After (a) getting obsessed with Ravel’s La valse after hearing it in the car the other day and (b) watching Fred Astaire and Ginger Rodgers in The gay divorcee last night, today’s freestyle play was an all-dance affair:
- Chopin: Various mazurkas and waltzes. The mazurkas are so incredible — it’s hard to stop playing them one after another. Frances says that they are like Beethoven’s bagatelles: there’s something private about them, a view into Chopin’s very personal world.
- Bartók: Six dances in Bulgarian rhythm (Mikrokosmos, Nos. 148-153).

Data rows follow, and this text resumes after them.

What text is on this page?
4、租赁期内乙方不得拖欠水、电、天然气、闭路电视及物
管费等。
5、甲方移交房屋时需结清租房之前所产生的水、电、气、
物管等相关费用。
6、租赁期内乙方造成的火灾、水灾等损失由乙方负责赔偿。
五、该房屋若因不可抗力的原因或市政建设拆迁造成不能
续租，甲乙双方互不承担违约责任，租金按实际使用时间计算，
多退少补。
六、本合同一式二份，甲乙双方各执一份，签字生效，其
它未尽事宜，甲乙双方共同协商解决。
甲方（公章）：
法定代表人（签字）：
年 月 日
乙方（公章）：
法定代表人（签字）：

- Satie: Je te veux and Poudre d’or. These are two of Satie’s cabaret waltzes. Much easier to dance to than the Bartók, but then again I’ve never been to Bulgaria.
- Satie: Les trois valses distinguées du précieux dégoûté (Three distinguished waltzes of a jaded dandy). I wound up playing each of these twice, because I couldn’t read the little running texts while I was reading the music. I’d play each one through (they are dedicated to his figure, his monocle, and his legs), then I’d read the text, laugh out loud, then play it again with the text in mind. I’m happy to say that I was able to play the last one per Satie’s instructions: sans perdre connaissance (without losing consciousness).